The data covers articles on diverse topics, such as Elon Musk’s thoughts on a housing bubble, the mileage achievement of a 2014 Tesla, discussions on long-lasting batteries, Bill Gates’ perspective on climate change, a photo gallery on plant magic, and a list of video games for a night in. The dataset seems to capture a range of articles from different authors and topics within the specified timeframe.
The following functions clean the body of the article of the HTML and other impurities so that the model gives the best output.
def cleaner(text):
soup = BeautifulSoup(text, 'html.parser')
# Extract text without HTML tags
text_without_html = soup.get_text()
return text_without_html
df['body'] = df['body'].apply(cleaner)
Now we give instructions to the model to give sentiments, insights related to the market, and the explanation behind the output it is giving. Following the chain of thoughts prompting, explained in the paper, Chain-of-Thought Prompting Elicits Reasoning in Large Language Models. As explained in the paper asking for justifications improve models performance.

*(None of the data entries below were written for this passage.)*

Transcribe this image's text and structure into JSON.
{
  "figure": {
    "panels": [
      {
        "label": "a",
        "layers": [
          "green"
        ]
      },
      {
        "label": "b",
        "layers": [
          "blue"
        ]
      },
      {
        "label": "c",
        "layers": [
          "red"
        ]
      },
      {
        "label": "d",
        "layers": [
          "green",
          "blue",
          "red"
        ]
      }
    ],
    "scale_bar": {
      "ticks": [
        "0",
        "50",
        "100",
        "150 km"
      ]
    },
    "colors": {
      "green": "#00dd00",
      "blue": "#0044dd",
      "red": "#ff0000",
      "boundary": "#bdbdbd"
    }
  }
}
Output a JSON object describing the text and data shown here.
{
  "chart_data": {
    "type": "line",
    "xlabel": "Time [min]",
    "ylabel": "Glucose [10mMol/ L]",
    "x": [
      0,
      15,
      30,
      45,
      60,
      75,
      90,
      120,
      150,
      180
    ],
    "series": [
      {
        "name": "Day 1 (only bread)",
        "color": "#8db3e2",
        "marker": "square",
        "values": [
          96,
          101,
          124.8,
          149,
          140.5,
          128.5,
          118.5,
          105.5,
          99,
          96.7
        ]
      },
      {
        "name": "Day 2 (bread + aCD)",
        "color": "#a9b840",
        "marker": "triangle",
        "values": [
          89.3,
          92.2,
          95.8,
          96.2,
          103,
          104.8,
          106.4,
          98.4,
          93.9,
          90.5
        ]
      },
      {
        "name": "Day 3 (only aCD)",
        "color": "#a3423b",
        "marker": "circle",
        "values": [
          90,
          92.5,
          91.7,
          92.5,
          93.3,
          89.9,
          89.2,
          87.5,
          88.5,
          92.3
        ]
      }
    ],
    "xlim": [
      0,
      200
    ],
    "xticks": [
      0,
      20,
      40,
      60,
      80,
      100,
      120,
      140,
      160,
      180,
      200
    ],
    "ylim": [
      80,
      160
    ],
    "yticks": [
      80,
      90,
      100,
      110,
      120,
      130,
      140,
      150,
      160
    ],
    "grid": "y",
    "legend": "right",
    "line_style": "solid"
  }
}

Chain of Thought Prompting
In chain-of-thought prompting, the input question is followed by a series of intermediate natural language reasoning steps that lead to the final answer. Think of this as breaking down a complicated task into bite-sized, logical chunks.
prompt = f"""
You are a sentiment analyser and your task is to predict the sentiment on a stock news article on a scale of 1 to 10,
1 being most negative, 10 being most positive and 5 being neutral. Give the explanation for your ratings and also give insights
how the information given in the article will affect the market conditions and prices, point wise and relate it with current market
conditions.
Article: {df['body'][0]}
"""
response = get_chatcompletion(prompt)
print(response)
The response includes all the important details that one needs to understand the article and make important decisions based on stock news.
Conclusion
In summary, this article introduces a powerful solution for staying informed about financial markets by combining Benzinga’s robust News content and Artificial Intelligence. It guides readers through accessing Benzinga’s stock news dataset using AWS S3 buckets, converting and preprocessing the data with a Python script, and creating a personalized article assistant using OpenAI’s GPT-3.5-turbo. The approach enables sentiment analysis, insightful market predictions, and decision-making based on a diverse set of articles.